SACRED HEART PARISH
Waterlooville 

A SAINT FOR THE WEEK.

March 19th.

St. Joseph [kept this year on March 20].

The Gospels of Matthew and Luke tell us that he was a descendant of King David (‘of David’s line’), a carpenter by trade, betrothed to Mary at the time of the Virgin Birth, sustained by angelic visions in his doubts and forced flight to Egypt.  Then he disappears from the scene.  In the apocryphal Gospel of James, he is described as an old man – hence the carol ‘Joseph was an old man’ - at the time of his betrothal, but this is most improbable.  The cult of St. Joseph began in the East, thanks to a 6th century document, the ‘History of Joseph the Carpenter’ and spread to the West in the 8th century, reaching England about the time of the Norman Conquest.  In early sculpture, and in some of the medieval mystery plays, Joseph is shown almost as a comic character, bewildered and down in the dumps.  In reaction to this, saints such as Bridget of Sweden and Bernardine of Siena promoted devotion to him, and he was particularly esteemed by St.

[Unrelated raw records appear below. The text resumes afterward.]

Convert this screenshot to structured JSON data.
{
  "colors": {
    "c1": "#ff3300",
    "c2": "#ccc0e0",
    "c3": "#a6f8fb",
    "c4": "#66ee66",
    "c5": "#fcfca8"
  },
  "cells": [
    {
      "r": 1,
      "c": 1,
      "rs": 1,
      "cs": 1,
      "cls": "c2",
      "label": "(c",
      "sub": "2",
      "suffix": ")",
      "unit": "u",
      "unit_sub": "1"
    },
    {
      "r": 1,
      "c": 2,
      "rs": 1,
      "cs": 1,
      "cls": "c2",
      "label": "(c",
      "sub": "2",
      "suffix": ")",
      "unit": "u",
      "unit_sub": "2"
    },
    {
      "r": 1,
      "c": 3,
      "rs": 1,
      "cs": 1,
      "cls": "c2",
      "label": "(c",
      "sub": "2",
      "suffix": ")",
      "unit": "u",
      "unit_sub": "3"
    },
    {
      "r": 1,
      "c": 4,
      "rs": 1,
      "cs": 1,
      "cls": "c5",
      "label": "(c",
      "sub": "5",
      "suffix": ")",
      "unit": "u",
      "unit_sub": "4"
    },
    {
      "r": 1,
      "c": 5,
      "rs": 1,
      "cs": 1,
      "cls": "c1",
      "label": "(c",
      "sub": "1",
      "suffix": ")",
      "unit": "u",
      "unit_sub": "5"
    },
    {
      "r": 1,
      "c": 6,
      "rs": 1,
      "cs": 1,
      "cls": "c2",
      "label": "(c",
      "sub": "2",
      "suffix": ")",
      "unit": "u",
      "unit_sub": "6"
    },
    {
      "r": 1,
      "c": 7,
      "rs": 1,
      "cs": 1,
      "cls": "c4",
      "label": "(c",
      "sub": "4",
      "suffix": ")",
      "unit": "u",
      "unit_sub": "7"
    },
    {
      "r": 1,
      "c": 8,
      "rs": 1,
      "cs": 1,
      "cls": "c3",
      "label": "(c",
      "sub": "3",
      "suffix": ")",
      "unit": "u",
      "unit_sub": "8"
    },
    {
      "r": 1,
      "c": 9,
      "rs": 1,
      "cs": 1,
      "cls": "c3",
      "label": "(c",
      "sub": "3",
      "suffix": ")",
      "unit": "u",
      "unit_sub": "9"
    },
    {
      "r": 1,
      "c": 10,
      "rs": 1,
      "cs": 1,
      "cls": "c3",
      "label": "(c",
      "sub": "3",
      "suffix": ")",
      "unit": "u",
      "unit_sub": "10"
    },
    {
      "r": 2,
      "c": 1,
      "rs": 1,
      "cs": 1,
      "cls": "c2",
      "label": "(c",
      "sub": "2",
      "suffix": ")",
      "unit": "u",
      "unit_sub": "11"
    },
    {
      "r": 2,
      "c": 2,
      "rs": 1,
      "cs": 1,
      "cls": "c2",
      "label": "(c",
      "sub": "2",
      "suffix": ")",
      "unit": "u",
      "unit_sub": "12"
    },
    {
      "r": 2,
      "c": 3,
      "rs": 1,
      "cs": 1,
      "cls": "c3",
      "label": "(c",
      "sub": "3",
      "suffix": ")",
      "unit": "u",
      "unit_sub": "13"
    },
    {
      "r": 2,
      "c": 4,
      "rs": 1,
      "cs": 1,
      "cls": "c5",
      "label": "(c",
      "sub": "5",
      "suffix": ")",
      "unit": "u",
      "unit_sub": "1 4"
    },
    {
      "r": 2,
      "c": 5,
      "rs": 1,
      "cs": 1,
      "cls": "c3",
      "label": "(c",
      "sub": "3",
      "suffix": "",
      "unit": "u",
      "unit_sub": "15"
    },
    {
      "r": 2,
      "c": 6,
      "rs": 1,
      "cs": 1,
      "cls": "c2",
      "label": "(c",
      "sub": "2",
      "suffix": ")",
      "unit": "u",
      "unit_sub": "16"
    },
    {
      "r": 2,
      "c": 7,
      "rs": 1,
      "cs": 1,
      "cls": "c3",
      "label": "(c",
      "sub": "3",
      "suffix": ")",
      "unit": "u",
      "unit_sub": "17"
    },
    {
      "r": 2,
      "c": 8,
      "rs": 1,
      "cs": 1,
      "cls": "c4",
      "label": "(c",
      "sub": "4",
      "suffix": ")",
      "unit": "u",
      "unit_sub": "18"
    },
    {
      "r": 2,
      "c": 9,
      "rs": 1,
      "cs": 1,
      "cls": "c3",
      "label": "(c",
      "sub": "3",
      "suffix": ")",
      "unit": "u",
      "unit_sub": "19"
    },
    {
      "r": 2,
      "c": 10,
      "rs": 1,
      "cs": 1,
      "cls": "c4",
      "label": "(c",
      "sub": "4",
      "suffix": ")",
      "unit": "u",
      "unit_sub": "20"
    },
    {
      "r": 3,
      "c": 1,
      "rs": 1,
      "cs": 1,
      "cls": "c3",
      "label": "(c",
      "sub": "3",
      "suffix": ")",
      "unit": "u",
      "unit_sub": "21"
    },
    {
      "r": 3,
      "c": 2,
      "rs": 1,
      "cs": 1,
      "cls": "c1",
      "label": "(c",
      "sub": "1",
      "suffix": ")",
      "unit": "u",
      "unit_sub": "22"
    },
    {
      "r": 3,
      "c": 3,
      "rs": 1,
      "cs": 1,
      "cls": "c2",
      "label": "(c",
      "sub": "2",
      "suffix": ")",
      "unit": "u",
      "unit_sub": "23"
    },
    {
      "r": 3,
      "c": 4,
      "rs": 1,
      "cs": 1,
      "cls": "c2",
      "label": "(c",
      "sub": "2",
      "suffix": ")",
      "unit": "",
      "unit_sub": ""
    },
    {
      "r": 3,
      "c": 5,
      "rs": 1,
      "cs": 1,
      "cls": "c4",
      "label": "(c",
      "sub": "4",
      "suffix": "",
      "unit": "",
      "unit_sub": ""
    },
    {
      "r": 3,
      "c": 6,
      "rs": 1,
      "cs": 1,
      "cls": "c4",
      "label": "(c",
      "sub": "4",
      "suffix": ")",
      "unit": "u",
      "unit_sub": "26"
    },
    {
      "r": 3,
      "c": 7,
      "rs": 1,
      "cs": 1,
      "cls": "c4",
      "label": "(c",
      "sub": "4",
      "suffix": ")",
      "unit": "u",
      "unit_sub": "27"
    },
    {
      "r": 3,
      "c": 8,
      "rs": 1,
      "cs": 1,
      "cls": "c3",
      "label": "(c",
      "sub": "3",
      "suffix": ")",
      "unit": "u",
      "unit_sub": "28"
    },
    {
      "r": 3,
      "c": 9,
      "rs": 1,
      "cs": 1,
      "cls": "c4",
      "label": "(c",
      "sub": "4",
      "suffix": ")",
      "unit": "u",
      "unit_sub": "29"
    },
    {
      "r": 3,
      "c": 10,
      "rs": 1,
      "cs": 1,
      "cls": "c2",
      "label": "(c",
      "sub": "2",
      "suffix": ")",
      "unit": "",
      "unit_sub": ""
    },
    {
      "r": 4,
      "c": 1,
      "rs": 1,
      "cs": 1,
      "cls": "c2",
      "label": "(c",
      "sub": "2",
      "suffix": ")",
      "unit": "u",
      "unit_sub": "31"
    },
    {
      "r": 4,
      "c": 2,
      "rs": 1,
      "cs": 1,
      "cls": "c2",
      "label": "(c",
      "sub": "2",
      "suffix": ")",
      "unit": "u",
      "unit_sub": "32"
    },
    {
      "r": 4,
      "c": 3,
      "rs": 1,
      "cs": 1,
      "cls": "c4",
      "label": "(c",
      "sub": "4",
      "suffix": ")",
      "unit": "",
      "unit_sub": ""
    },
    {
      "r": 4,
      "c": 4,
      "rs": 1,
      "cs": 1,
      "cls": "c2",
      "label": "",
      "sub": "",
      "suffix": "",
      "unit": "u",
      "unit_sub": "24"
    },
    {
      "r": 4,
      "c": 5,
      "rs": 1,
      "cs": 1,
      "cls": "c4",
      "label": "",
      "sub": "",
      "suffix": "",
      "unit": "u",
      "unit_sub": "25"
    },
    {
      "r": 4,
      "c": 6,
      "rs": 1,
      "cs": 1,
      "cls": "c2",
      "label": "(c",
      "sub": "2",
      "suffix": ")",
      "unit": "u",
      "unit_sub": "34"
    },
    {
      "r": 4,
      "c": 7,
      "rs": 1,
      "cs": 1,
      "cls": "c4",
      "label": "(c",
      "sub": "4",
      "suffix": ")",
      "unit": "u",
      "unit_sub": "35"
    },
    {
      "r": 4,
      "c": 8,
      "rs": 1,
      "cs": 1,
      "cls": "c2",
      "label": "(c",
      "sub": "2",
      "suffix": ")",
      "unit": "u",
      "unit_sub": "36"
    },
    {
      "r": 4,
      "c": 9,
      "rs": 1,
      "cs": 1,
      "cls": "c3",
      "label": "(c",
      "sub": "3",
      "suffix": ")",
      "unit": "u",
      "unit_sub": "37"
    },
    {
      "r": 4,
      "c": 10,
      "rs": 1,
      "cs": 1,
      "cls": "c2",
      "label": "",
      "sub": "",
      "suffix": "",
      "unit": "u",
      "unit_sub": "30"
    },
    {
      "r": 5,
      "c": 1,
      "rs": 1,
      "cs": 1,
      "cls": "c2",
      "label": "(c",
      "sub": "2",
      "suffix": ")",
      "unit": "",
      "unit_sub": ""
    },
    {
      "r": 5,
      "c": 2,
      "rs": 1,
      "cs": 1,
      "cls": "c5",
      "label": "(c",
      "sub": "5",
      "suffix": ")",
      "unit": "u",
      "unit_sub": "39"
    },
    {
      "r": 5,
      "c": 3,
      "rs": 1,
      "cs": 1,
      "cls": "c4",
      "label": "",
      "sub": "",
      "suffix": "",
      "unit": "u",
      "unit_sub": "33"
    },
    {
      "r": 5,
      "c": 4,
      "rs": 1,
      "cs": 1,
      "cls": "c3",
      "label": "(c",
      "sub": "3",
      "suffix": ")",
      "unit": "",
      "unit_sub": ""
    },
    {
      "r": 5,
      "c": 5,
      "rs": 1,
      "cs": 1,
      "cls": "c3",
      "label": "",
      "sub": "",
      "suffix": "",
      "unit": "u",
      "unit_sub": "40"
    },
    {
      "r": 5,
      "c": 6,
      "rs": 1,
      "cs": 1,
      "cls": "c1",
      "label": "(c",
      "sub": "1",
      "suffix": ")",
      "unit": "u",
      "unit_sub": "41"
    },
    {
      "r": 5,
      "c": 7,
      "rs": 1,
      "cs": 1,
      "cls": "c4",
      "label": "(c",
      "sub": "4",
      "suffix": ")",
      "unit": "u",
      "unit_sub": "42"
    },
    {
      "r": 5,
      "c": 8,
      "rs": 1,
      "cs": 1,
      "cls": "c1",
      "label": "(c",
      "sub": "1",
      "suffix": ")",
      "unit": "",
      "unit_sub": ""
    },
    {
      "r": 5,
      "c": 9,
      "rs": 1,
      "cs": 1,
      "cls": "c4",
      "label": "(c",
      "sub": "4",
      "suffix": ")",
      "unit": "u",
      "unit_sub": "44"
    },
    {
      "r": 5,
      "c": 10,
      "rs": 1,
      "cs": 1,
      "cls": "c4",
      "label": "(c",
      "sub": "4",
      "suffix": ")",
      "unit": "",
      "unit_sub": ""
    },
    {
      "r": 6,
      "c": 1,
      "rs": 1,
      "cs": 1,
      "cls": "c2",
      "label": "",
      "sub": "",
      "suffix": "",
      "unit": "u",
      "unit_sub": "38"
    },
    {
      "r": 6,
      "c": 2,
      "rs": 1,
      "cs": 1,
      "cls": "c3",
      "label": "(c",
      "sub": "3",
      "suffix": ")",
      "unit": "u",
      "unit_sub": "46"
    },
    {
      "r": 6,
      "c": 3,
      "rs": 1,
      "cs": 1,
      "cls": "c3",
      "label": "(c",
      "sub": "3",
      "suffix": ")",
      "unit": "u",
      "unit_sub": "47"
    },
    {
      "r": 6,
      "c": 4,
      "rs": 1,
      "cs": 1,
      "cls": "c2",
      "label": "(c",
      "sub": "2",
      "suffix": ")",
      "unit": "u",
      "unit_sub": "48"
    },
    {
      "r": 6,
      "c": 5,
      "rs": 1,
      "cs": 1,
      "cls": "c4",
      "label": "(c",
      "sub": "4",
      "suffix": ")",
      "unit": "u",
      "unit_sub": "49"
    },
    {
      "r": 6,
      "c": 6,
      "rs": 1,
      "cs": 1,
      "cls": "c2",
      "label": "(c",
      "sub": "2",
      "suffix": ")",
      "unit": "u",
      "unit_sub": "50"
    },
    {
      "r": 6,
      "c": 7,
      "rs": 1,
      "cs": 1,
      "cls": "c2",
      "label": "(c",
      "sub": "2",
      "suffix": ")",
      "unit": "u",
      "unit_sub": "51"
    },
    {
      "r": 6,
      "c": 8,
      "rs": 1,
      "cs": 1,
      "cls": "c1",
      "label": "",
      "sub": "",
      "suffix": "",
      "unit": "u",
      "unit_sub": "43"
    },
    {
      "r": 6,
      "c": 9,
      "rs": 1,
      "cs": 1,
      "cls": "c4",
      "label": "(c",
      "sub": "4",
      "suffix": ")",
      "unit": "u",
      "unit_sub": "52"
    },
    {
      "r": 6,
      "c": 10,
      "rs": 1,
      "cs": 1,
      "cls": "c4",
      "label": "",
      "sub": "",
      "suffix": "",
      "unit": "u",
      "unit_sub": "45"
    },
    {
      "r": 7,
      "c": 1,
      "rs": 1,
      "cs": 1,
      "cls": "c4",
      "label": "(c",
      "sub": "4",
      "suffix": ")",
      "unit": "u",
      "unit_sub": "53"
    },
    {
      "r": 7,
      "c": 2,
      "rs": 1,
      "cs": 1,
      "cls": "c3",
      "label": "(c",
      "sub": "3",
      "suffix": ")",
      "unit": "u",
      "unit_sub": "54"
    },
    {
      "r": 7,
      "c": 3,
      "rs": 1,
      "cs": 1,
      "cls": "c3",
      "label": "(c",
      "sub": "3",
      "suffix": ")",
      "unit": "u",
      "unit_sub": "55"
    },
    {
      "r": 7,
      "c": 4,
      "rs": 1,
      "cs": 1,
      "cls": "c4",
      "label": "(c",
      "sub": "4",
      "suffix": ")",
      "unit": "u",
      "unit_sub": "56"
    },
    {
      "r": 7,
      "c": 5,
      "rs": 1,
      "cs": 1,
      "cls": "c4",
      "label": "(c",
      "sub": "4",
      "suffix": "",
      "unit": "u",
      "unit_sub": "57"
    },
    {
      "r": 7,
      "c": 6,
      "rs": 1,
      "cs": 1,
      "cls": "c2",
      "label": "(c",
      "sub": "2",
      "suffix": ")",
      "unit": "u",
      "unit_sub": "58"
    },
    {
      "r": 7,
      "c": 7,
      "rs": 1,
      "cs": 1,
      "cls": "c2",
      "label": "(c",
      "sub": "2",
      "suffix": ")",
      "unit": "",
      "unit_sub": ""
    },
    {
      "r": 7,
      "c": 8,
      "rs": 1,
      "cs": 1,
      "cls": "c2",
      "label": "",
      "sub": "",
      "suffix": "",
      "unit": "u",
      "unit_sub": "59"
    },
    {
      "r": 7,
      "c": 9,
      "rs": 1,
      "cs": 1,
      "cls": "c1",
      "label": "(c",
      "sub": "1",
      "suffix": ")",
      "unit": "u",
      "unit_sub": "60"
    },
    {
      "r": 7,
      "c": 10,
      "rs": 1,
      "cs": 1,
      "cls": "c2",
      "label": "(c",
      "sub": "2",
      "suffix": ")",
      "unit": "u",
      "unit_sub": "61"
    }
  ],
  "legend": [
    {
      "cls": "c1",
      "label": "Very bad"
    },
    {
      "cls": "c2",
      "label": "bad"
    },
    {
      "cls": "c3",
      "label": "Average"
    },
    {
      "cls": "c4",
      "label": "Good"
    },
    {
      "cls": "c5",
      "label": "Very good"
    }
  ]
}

Teresa of Avila who dedicated her reformed Carmelite Convent in Avila to him.  In 1870 he was declared Patron of the Universal Church, and in 1962 his name was added to the Roman Canon of the Mass.  He is patron of families, bursars of institutions, and manual workers, also of all who seek a holy death (17th century) based on the tradition that he himself feared death until reassured by his wife and son.  So devotion to this slightly elusive figure has risen and fallen throughout history.  “Poor Joseph!” used to say our own late lamented Sister Thérèse on seeing that the total of votive candles at his altar in our church never matched those of his wife opposite.